Sebagai masyarakat menengah yang memiliki pengetahuan dan keahlian khusus, mahasiswa, seperti juga yang (seharusnya) dicontohkan oleh dosen-dosennya, memiliki orientasi karya yang dapat memberikan kemanfaatan bagi masyarakat umum. Ilmu bukan hanya untuk ilmu, tetapi ilmu untuk kehidupan.

Artinya produk-produk intelektual mahasiswa tidak hanya dapat dibaca dan dinikmati oleh sesama mahahsiswa atau dosen, tetapi juga oleh masyarakat. Mereka harus terbiasa mempublish karya fikirnya kepada publik agar terjadi proses pencerahan.

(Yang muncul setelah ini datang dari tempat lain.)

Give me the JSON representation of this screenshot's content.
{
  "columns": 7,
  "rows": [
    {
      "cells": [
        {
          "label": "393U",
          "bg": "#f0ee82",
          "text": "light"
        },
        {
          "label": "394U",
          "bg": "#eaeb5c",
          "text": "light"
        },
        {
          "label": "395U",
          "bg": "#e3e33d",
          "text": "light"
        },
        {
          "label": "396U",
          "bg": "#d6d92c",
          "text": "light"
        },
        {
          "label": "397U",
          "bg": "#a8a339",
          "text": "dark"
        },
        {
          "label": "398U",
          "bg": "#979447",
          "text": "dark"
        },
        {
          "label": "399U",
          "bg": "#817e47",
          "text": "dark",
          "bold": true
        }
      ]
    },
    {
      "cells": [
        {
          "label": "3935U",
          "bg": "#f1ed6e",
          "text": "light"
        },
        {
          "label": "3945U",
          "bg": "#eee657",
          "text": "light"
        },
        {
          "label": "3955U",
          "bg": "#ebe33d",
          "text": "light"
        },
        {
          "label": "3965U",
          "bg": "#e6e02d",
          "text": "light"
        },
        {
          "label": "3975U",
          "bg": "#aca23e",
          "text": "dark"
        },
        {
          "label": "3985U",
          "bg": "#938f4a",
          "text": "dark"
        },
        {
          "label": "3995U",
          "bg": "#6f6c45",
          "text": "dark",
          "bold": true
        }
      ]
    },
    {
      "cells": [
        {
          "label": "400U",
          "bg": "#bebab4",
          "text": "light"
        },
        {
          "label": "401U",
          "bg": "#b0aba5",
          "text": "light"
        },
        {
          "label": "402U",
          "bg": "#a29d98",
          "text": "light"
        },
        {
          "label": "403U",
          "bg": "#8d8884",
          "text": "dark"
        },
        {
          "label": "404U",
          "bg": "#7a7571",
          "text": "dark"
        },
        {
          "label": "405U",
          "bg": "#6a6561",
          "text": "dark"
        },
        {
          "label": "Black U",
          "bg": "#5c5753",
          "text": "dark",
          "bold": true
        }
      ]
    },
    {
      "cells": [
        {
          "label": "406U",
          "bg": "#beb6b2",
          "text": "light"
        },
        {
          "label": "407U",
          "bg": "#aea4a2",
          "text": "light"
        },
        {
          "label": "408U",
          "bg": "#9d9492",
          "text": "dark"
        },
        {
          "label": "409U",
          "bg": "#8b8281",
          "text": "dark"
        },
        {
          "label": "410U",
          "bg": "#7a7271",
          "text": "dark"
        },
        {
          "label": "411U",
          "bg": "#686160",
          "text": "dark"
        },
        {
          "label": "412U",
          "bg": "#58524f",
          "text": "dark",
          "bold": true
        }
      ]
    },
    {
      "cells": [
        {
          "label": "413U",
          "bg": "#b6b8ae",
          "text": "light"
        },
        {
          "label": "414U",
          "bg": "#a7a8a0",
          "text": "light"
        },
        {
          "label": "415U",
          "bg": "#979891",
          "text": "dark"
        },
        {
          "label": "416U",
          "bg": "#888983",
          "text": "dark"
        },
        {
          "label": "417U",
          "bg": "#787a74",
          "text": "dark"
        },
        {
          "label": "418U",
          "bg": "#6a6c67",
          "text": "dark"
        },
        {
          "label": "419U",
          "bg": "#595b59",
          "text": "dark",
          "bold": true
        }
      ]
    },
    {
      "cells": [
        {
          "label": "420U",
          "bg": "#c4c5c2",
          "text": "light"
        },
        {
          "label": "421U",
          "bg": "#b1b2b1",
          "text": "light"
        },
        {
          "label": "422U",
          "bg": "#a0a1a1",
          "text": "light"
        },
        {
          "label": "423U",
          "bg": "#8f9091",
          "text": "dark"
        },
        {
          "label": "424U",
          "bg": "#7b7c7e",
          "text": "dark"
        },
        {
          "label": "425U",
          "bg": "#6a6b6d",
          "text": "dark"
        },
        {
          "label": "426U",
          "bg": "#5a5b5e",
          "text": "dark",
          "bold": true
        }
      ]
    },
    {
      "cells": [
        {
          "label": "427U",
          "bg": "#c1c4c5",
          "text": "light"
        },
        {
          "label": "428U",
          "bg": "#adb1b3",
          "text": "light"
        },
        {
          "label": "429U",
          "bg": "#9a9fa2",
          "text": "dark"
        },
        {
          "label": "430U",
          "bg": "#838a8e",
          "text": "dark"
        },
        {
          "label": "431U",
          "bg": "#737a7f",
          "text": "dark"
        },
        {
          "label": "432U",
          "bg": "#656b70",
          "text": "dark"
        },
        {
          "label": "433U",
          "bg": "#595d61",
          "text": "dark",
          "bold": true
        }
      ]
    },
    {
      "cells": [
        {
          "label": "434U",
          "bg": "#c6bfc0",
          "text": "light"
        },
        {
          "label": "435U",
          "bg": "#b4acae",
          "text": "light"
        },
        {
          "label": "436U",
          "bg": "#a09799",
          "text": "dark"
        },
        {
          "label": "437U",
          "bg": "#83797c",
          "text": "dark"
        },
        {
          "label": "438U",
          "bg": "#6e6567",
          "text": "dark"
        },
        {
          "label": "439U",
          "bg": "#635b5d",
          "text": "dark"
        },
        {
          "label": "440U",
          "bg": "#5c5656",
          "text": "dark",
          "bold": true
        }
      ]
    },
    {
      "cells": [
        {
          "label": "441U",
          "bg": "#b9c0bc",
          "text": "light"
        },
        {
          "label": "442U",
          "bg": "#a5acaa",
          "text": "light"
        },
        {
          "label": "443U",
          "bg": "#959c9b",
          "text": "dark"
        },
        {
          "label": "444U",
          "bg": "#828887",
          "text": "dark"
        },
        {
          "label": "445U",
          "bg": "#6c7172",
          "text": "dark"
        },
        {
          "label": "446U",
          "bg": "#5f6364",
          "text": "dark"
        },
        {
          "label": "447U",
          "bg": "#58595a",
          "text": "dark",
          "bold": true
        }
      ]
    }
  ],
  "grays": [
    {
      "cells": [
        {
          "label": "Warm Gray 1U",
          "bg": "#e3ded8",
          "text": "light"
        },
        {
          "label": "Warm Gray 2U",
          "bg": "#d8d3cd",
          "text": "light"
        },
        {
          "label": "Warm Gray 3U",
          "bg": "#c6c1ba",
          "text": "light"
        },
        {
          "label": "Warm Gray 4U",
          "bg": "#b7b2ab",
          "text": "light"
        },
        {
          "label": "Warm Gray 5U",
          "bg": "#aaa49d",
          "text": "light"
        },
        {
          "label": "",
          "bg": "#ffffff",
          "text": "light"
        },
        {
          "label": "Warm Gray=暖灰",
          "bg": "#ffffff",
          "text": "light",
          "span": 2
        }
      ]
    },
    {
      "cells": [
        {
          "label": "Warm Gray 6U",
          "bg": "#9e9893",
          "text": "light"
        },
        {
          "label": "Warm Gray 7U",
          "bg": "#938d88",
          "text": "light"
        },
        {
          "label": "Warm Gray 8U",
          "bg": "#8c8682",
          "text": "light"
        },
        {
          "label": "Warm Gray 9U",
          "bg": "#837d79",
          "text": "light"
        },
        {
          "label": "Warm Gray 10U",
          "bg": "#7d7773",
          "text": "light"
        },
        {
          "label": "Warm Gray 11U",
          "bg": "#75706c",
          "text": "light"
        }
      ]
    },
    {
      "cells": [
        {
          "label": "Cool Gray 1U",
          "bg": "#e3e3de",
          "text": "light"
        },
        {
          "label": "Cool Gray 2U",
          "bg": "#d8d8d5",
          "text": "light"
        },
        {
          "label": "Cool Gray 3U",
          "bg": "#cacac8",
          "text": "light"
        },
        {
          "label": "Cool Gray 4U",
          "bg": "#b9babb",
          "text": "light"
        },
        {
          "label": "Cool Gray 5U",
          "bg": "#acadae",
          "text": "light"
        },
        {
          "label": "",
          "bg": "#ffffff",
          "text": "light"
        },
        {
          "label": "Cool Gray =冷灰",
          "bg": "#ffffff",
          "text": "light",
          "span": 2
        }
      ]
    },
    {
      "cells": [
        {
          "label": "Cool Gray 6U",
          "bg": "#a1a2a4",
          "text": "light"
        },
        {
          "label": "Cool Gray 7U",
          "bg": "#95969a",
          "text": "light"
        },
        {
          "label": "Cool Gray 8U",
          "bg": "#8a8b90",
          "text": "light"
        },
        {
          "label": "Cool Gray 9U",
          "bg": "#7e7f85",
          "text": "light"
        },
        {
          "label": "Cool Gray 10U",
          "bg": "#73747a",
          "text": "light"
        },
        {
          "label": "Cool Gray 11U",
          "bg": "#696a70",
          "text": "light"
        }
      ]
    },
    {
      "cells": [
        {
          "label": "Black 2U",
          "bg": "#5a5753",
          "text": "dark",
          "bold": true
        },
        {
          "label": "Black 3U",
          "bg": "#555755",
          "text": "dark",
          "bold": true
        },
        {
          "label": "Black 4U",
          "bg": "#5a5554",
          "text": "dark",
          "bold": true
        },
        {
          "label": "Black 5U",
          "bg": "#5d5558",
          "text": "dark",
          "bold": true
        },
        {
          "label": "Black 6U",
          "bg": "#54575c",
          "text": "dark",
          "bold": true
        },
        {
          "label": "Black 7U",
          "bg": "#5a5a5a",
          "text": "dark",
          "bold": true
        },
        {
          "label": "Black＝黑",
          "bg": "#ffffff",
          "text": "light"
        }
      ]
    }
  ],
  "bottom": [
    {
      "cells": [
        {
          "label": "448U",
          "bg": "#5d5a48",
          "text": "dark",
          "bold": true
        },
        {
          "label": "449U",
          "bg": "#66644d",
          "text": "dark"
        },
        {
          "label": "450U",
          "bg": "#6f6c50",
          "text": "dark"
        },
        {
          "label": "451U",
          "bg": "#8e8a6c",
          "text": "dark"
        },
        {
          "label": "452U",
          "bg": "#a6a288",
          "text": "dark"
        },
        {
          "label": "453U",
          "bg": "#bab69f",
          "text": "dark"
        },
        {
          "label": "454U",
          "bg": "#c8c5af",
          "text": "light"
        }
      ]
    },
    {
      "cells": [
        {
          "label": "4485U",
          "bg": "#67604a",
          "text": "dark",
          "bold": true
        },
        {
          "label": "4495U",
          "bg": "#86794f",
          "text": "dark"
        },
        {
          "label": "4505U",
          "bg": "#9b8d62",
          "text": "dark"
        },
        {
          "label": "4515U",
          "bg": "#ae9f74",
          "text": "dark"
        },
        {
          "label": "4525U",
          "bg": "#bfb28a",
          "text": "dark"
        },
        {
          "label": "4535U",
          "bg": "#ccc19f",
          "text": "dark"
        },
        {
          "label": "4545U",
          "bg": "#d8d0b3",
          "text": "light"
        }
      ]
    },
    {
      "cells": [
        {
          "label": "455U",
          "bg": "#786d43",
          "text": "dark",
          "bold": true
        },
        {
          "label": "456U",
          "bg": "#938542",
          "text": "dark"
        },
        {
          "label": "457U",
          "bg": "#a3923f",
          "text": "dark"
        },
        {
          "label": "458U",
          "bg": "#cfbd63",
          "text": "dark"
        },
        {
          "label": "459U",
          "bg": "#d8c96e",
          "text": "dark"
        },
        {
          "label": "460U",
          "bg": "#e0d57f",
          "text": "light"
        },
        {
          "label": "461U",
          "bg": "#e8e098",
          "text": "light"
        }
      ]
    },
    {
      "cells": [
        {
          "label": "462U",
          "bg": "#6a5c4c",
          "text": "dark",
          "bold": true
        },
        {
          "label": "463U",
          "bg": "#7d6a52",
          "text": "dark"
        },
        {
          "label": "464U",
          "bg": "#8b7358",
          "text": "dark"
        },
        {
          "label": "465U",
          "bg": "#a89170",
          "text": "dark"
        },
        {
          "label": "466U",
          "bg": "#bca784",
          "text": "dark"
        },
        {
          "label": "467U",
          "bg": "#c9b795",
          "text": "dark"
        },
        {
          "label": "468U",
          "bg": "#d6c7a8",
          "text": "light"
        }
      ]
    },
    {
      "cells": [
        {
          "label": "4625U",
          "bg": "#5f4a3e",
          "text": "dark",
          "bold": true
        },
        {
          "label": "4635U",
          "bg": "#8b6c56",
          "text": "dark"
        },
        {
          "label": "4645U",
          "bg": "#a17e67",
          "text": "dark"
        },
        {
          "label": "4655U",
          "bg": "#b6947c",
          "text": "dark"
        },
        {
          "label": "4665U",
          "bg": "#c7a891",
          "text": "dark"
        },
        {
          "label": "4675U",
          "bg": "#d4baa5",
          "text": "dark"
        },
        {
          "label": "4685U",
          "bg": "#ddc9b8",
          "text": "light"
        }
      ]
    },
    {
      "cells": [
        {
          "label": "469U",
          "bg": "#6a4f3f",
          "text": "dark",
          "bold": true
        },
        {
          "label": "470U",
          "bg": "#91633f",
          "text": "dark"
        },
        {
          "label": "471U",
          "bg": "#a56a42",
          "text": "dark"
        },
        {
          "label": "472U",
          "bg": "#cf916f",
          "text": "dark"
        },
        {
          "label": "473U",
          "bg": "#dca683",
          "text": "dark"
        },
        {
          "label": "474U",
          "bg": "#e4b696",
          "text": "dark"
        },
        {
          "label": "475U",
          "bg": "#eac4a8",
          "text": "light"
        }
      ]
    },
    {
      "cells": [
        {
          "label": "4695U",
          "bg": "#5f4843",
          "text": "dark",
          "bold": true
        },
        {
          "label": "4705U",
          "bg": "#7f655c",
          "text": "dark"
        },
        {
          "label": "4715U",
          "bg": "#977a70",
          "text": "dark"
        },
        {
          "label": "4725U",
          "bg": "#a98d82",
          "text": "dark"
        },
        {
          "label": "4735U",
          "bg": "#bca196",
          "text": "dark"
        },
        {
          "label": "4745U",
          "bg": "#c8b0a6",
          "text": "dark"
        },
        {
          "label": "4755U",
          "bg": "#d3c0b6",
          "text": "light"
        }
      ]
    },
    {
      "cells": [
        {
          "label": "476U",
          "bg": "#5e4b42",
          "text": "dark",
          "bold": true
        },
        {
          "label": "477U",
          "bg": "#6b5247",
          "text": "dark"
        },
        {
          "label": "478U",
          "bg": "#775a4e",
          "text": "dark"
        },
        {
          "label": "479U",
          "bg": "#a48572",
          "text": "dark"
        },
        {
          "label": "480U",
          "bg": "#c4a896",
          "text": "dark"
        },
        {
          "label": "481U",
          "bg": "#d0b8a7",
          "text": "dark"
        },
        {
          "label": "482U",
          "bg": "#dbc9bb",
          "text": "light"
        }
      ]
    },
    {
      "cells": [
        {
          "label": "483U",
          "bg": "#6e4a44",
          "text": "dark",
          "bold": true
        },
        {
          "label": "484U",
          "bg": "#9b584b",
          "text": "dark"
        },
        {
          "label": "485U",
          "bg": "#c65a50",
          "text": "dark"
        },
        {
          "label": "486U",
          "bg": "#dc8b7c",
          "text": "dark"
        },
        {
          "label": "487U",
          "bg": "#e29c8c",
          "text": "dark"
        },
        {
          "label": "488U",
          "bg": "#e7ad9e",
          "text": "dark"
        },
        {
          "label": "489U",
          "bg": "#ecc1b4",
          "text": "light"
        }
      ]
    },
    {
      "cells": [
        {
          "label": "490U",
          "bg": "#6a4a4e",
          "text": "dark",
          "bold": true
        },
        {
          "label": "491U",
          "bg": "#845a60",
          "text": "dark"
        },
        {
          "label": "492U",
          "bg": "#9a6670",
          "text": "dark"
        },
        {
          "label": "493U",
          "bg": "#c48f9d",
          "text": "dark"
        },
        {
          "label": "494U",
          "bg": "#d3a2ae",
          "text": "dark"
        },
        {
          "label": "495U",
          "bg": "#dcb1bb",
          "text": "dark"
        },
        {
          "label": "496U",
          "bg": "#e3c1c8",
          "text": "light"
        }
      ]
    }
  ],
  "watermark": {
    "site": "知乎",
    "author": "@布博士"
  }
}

Setidaknya dalah dua hal yang bisa dibagi oleh mahasiswa kepada masyarakat, pertama, karya fikir yang dishare ke publik dalam bentuk tulisan atau verbal. Yang disampaikan terkait dengan pandangan-pandangan mahasiswa tentang berbagai fenomena sosial yang terjadi di masyarakat. Termasuk bagaimana mahasiswa mewarnai media sosial dengan konten positif, dengan pandangan-pandangan yang mencerahkan, yang berbasis pada ilmu pengetahuan.

Kedua, yang bisa dibagi mahasiswa kepada masyarakat adalah terkait dengan karya nyata. Produk-produk baik yang berbasis teknologi ataupun karya lainnya, baiknya dapat bermanfaat bagi masyarakat. Kehadiran produk hasil karya cipta mahasiswa itu diharapkan dapat menjawab berbagai persoalan sosial yang terjadi di masyarakat.

Modal mahasiswa selain memiliki ilmu pengetahuan yang menjadi bidangnya, juga mereka harus peka terhadap persoalan-persoalan yang terjadi di masyarakat. Dengan jeli menangkap fenomena yang terjadi, mahasiswa dapat menjawab persoalan sosial itu dengan karya nyata, sehingga karyanya dapat menyelesaikan persoalan yang ada.

Mahasiswa yang merdeka, seperti yang dikehendaki Mas Menteri, saya duga bukan hanya para proses belajarnya, tetapi juga outputnya. Jadi mahasiswa yang merdeka adalah mereka yang memiliki kebebasan belajar, juga mampu memerdekakan masyarakat dari kejumudan befikir dan persoalan-persoalan yang mereka alami.